Abderrazak El Albani, a Marrakech-born geologist and professor at the University of Poitiers, has published a book recounting the journey that began with a 2010 paper in Nature — a paper that unsettled a consensus the scientific community had treated as settled for decades. His team’s research in the Gabonese Franceville basin established that multicellular life had emerged 2.1 billion years ago, not 600 million years ago as the prevailing literature had long maintained. The gap of 1.4 billion years triggered intense scientific debate. Dernières nouvelles des origines de la vie, published in April 2026, traces that controversy and the research it catalyzed across Gabon, Ukraine, Mauritania, and above all Morocco.
The Moroccan discoveries described in the book are of exceptional scientific importance. The most spectacular concerns trilobites found in the eastern High Atlas, preserved inside volcanic ash layers dating to 515 million years ago. Discovered by British geologists working near Agadir in 2015 and passed to El Albani for analysis, the specimens were initially set aside. Only in 2021 did a reexamination reveal their extraordinary significance: the volcanic ash, which falls into ocean water at temperatures up to 500 degrees before cooling, had enveloped the trilobites to form an instantaneous three-dimensional mould — effectively a marine Pompeii. The fossils are the best-preserved trilobites in the world, revealing anatomical details never previously observed.
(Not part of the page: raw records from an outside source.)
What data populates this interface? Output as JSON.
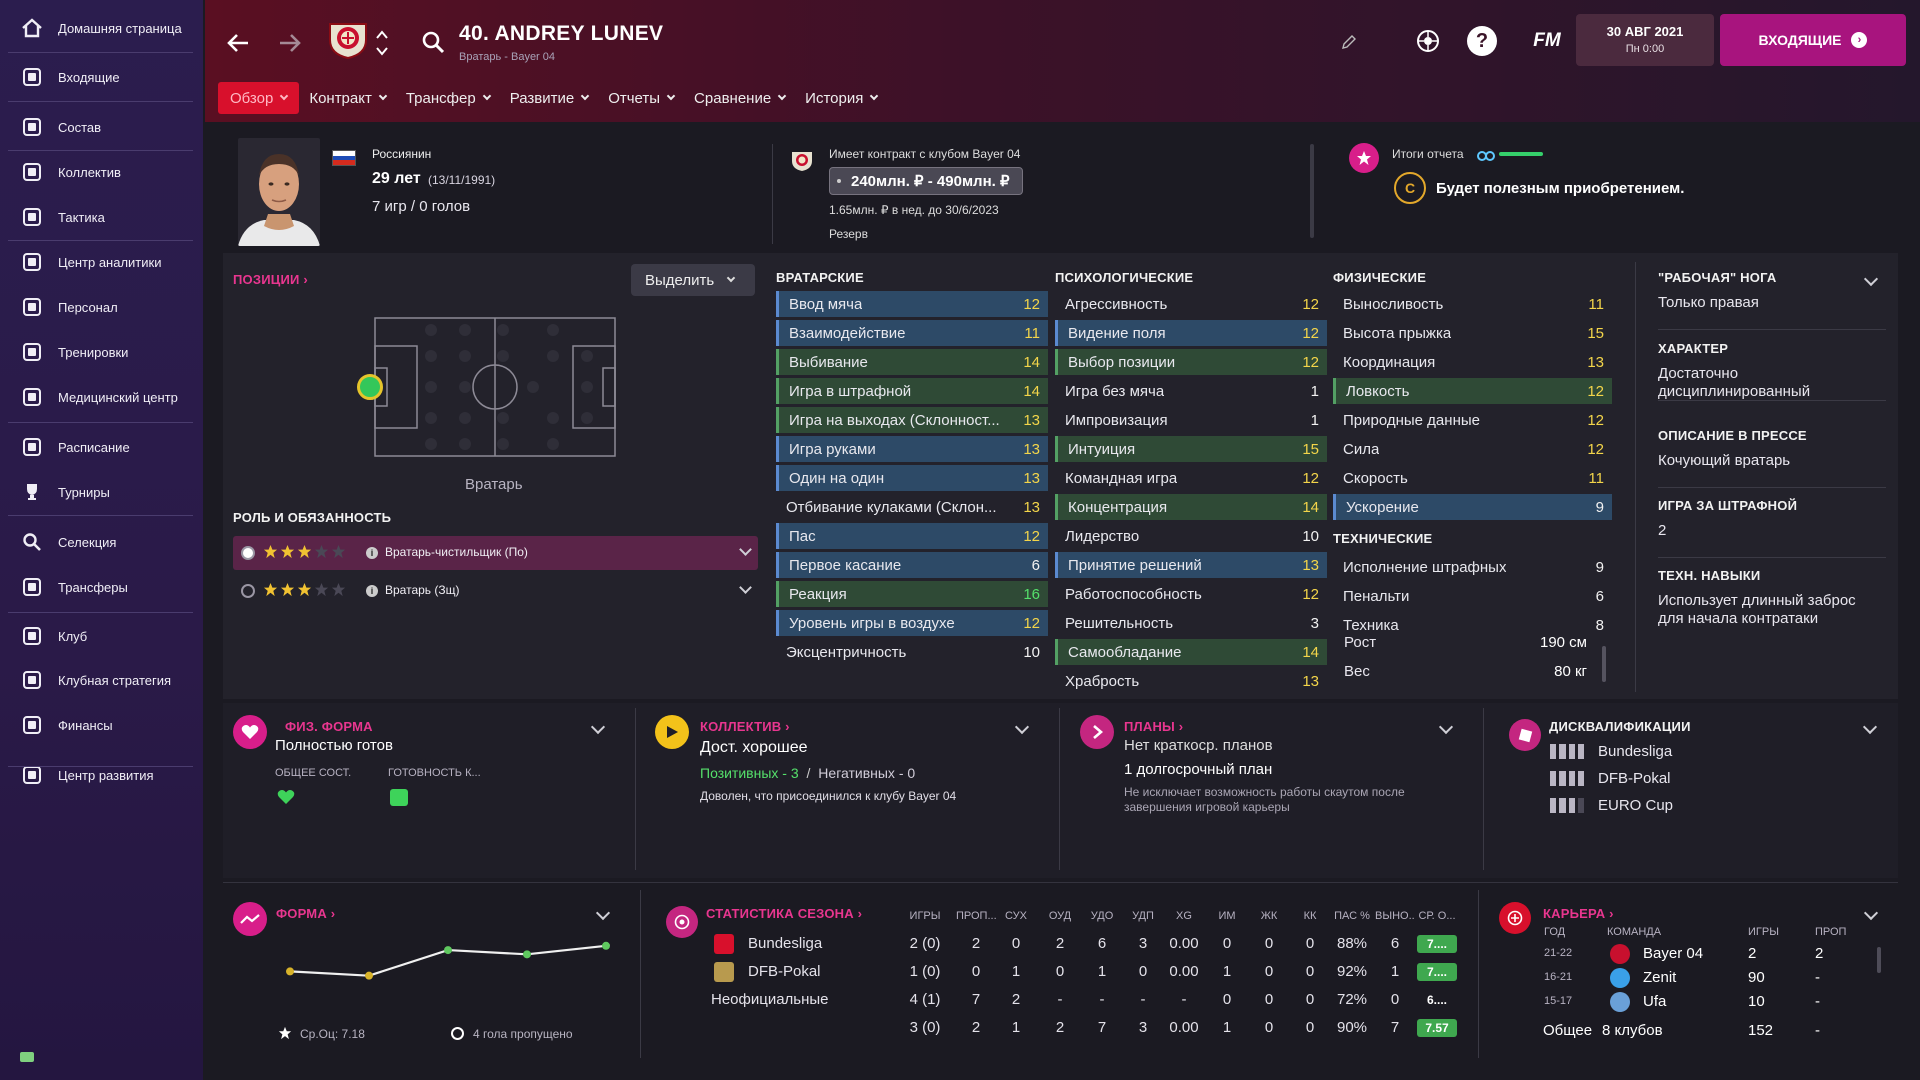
{
  "sidebar": {
    "items": [
      {
        "label": "Домашняя страница",
        "icon": "home-icon"
      },
      {
        "label": "Входящие",
        "icon": "inbox-icon"
      },
      {
        "label": "Состав",
        "icon": "squad-icon"
      },
      {
        "label": "Коллектив",
        "icon": "dynamics-icon"
      },
      {
        "label": "Тактика",
        "icon": "tactics-icon"
      },
      {
        "label": "Центр аналитики",
        "icon": "analytics-icon"
      },
      {
        "label": "Персонал",
        "icon": "staff-icon"
      },
      {
        "label": "Тренировки",
        "icon": "training-icon"
      },
      {
        "label": "Медицинский центр",
        "icon": "medical-icon"
      },
      {
        "label": "Расписание",
        "icon": "calendar-icon"
      },
      {
        "label": "Турниры",
        "icon": "trophy-icon"
      },
      {
        "label": "Селекция",
        "icon": "scouting-icon"
      },
      {
        "label": "Трансферы",
        "icon": "transfers-icon"
      },
      {
        "label": "Клуб",
        "icon": "club-icon"
      },
      {
        "label": "Клубная стратегия",
        "icon": "strategy-icon"
      },
      {
        "label": "Финансы",
        "icon": "finances-icon"
      },
      {
        "label": "Центр развития",
        "icon": "development-icon"
      }
    ]
  },
  "header": {
    "player_title": "40. ANDREY LUNEV",
    "player_subtitle": "Вратарь - Bayer 04",
    "date": "30 АВГ 2021",
    "time": "Пн 0:00",
    "inbox_label": "ВХОДЯЩИЕ",
    "fm_label": "FM"
  },
  "tabs": [
    {
      "label": "Обзор",
      "active": true
    },
    {
      "label": "Контракт"
    },
    {
      "label": "Трансфер"
    },
    {
      "label": "Развитие"
    },
    {
      "label": "Отчеты"
    },
    {
      "label": "Сравнение"
    },
    {
      "label": "История"
    }
  ],
  "profile": {
    "nationality": "Россиянин",
    "age": "29 лет",
    "dob": "(13/11/1991)",
    "caps": "7 игр / 0 голов",
    "contract_text": "Имеет контракт с клубом Bayer 04",
    "value": "240млн. ₽ - 490млн. ₽",
    "wage": "1.65млн. ₽ в нед. до 30/6/2023",
    "status": "Резерв",
    "report_label": "Итоги отчета",
    "report_grade": "C",
    "report_text": "Будет полезным приобретением."
  },
  "positions": {
    "title": "ПОЗИЦИИ",
    "highlight_label": "Выделить",
    "position_name": "Вратарь",
    "roles_title": "РОЛЬ И ОБЯЗАННОСТЬ",
    "roles": [
      {
        "name": "Вратарь-чистильщик (По)",
        "stars": 3
      },
      {
        "name": "Вратарь (Зщ)",
        "stars": 3
      }
    ]
  },
  "attributes": {
    "gk_title": "ВРАТАРСКИЕ",
    "gk": [
      {
        "name": "Ввод мяча",
        "value": "12",
        "hl": "blue",
        "c": "y"
      },
      {
        "name": "Взаимодействие",
        "value": "11",
        "hl": "blue",
        "c": "y"
      },
      {
        "name": "Выбивание",
        "value": "14",
        "hl": "green",
        "c": "y"
      },
      {
        "name": "Игра в штрафной",
        "value": "14",
        "hl": "green",
        "c": "y"
      },
      {
        "name": "Игра на выходах (Склонност...",
        "value": "13",
        "hl": "green",
        "c": "y"
      },
      {
        "name": "Игра руками",
        "value": "13",
        "hl": "blue",
        "c": "y"
      },
      {
        "name": "Один на один",
        "value": "13",
        "hl": "blue",
        "c": "y"
      },
      {
        "name": "Отбивание кулаками (Склон...",
        "value": "13",
        "hl": "",
        "c": "y"
      },
      {
        "name": "Пас",
        "value": "12",
        "hl": "blue",
        "c": "y"
      },
      {
        "name": "Первое касание",
        "value": "6",
        "hl": "blue",
        "c": "w"
      },
      {
        "name": "Реакция",
        "value": "16",
        "hl": "green",
        "c": "g"
      },
      {
        "name": "Уровень игры в воздухе",
        "value": "12",
        "hl": "blue",
        "c": "y"
      },
      {
        "name": "Эксцентричность",
        "value": "10",
        "hl": "",
        "c": "w"
      }
    ],
    "mental_title": "ПСИХОЛОГИЧЕСКИЕ",
    "mental": [
      {
        "name": "Агрессивность",
        "value": "12",
        "hl": "",
        "c": "y"
      },
      {
        "name": "Видение поля",
        "value": "12",
        "hl": "blue",
        "c": "y"
      },
      {
        "name": "Выбор позиции",
        "value": "12",
        "hl": "green",
        "c": "y"
      },
      {
        "name": "Игра без мяча",
        "value": "1",
        "hl": "",
        "c": "w"
      },
      {
        "name": "Импровизация",
        "value": "1",
        "hl": "",
        "c": "w"
      },
      {
        "name": "Интуиция",
        "value": "15",
        "hl": "green",
        "c": "y"
      },
      {
        "name": "Командная игра",
        "value": "12",
        "hl": "",
        "c": "y"
      },
      {
        "name": "Концентрация",
        "value": "14",
        "hl": "green",
        "c": "y"
      },
      {
        "name": "Лидерство",
        "value": "10",
        "hl": "",
        "c": "w"
      },
      {
        "name": "Принятие решений",
        "value": "13",
        "hl": "blue",
        "c": "y"
      },
      {
        "name": "Работоспособность",
        "value": "12",
        "hl": "",
        "c": "y"
      },
      {
        "name": "Решительность",
        "value": "3",
        "hl": "",
        "c": "w"
      },
      {
        "name": "Самообладание",
        "value": "14",
        "hl": "green",
        "c": "y"
      },
      {
        "name": "Храбрость",
        "value": "13",
        "hl": "",
        "c": "y"
      }
    ],
    "physical_title": "ФИЗИЧЕСКИЕ",
    "physical": [
      {
        "name": "Выносливость",
        "value": "11",
        "hl": "",
        "c": "y"
      },
      {
        "name": "Высота прыжка",
        "value": "15",
        "hl": "",
        "c": "y"
      },
      {
        "name": "Координация",
        "value": "13",
        "hl": "",
        "c": "y"
      },
      {
        "name": "Ловкость",
        "value": "12",
        "hl": "green",
        "c": "y"
      },
      {
        "name": "Природные данные",
        "value": "12",
        "hl": "",
        "c": "y"
      },
      {
        "name": "Сила",
        "value": "12",
        "hl": "",
        "c": "y"
      },
      {
        "name": "Скорость",
        "value": "11",
        "hl": "",
        "c": "y"
      },
      {
        "name": "Ускорение",
        "value": "9",
        "hl": "blue",
        "c": "w"
      }
    ],
    "technical_title": "ТЕХНИЧЕСКИЕ",
    "technical": [
      {
        "name": "Исполнение штрафных",
        "value": "9",
        "hl": "",
        "c": "w"
      },
      {
        "name": "Пенальти",
        "value": "6",
        "hl": "",
        "c": "w"
      },
      {
        "name": "Техника",
        "value": "8",
        "hl": "",
        "c": "w"
      }
    ],
    "height_label": "Рост",
    "height": "190 см",
    "weight_label": "Вес",
    "weight": "80 кг"
  },
  "info": {
    "foot_title": "\"РАБОЧАЯ\" НОГА",
    "foot": "Только правая",
    "char_title": "ХАРАКТЕР",
    "char": "Достаточно дисциплинированный",
    "press_title": "ОПИСАНИЕ В ПРЕССЕ",
    "press": "Кочующий вратарь",
    "fk_title": "ИГРА ЗА ШТРАФНОЙ",
    "fk": "2",
    "tech_title": "ТЕХН. НАВЫКИ",
    "tech": "Использует длинный заброс для начала контратаки"
  },
  "fitness": {
    "title": "ФИЗ. ФОРМА",
    "status": "Полностью готов",
    "cond_label": "ОБЩЕЕ СОСТ.",
    "ready_label": "ГОТОВНОСТЬ К..."
  },
  "dynamics": {
    "title": "КОЛЛЕКТИВ",
    "status": "Дост. хорошее",
    "positive": "Позитивных - 3",
    "separator": "/",
    "negative": "Негативных - 0",
    "note": "Доволен, что присоединился к клубу Bayer 04"
  },
  "plans": {
    "title": "ПЛАНЫ",
    "short": "Нет краткоср. планов",
    "long": "1 долгосрочный план",
    "note": "Не исключает возможность работы скаутом после завершения игровой карьеры"
  },
  "bans": {
    "title": "ДИСКВАЛИФИКАЦИИ",
    "items": [
      "Bundesliga",
      "DFB-Pokal",
      "EURO Cup"
    ]
  },
  "form": {
    "title": "ФОРМА",
    "avg": "Ср.Оц: 7.18",
    "conceded": "4 гола пропущено"
  },
  "chart_data": {
    "type": "line",
    "series": [
      {
        "values": [
          6.9,
          6.8,
          7.4,
          7.3,
          7.5
        ]
      }
    ],
    "marker_colors": [
      "#d8b32a",
      "#d8b32a",
      "#5fc85f",
      "#5fc85f",
      "#5fc85f"
    ]
  },
  "season": {
    "title": "СТАТИСТИКА СЕЗОНА",
    "headers": [
      "ИГРЫ",
      "ПРОП...",
      "СУХ",
      "ОУД",
      "УДО",
      "УДП",
      "XG",
      "ИМ",
      "ЖК",
      "КК",
      "ПАС %",
      "ВЫНО...",
      "СР. О..."
    ],
    "rows": [
      {
        "comp": "Bundesliga",
        "cells": [
          "2 (0)",
          "2",
          "0",
          "2",
          "6",
          "3",
          "0.00",
          "0",
          "0",
          "0",
          "88%",
          "6"
        ],
        "rating": "7...."
      },
      {
        "comp": "DFB-Pokal",
        "cells": [
          "1 (0)",
          "0",
          "1",
          "0",
          "1",
          "0",
          "0.00",
          "1",
          "0",
          "0",
          "92%",
          "1"
        ],
        "rating": "7...."
      },
      {
        "comp": "Неофициальные",
        "cells": [
          "4 (1)",
          "7",
          "2",
          "-",
          "-",
          "-",
          "-",
          "0",
          "0",
          "0",
          "72%",
          "0"
        ],
        "rating": "6...."
      },
      {
        "comp": "",
        "cells": [
          "3 (0)",
          "2",
          "1",
          "2",
          "7",
          "3",
          "0.00",
          "1",
          "0",
          "0",
          "90%",
          "7"
        ],
        "rating": "7.57"
      }
    ]
  },
  "career": {
    "title": "КАРЬЕРА",
    "headers": [
      "ГОД",
      "КОМАНДА",
      "ИГРЫ",
      "ПРОП"
    ],
    "rows": [
      {
        "year": "21-22",
        "team": "Bayer 04",
        "games": "2",
        "conc": "2"
      },
      {
        "year": "16-21",
        "team": "Zenit",
        "games": "90",
        "conc": "-"
      },
      {
        "year": "15-17",
        "team": "Ufa",
        "games": "10",
        "conc": "-"
      }
    ],
    "total_label": "Общее",
    "total_clubs": "8 клубов",
    "total_games": "152",
    "total_conc": "-"
  }
}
A 2024 paper in Science, which the journal featured on its cover, described two new species and identified the first documented instance of commensalism in the fossil record — small brachiopods living on the trilobites’ shells without harming or benefiting them.
A second Moroccan site, Amane Tazgart in the Anti-Atlas, yielded 571-million-year-old bacterial colonies found in conditions considered hostile to life: an ancient volcanic lake that was highly alkaline, oxygen-poor, and arsenic-rich. These extremophile bacteria nonetheless proliferated into accumulations of over ten meters in depth. El Albani notes that such conditions closely resemble environments associated with Mars, where NASA’s Perseverance rover is currently investigating the Jezero crater for traces of ancient biological activity. A third site, Jbel Irhoud near Marrakech, is the subject of a planned research extension: 2017 datings established that Homo sapiens remains found there are approximately 315,000 years old, pushing back the known age of our species by 100,000 years.
El Albani has built durable academic cooperation structures with Morocco, including an Erasmus-Plus project linking Poitiers with five Moroccan universities, a joint project with the Hassan II Academy of Sciences and Techniques, and a five-year international research project backed by the French CNRS. These initiatives open pathways for Moroccan doctoral and master’s students to work at Poitiers under funded conditions.
The chapter of the interview that carries the sharpest edge concerns the looting of geological sites. The Mibladen site in the Middle Atlas, where pterosaur footprints had been studied since 2024, was ransacked shortly after the first scientific publications appeared — despite repeated public alerts by researchers. In the Anti-Atlas, entire geological formations have been cleared. Foreign universities and researchers, El Albani notes, routinely collect material from Morocco — sometimes by filling containers, sometimes by purchasing specimens from dealers — and publish scientific results in leading journals without a single Moroccan co-author. The irreplaceable scientific value of Morocco’s geological heritage, he warns, is being permanently destroyed.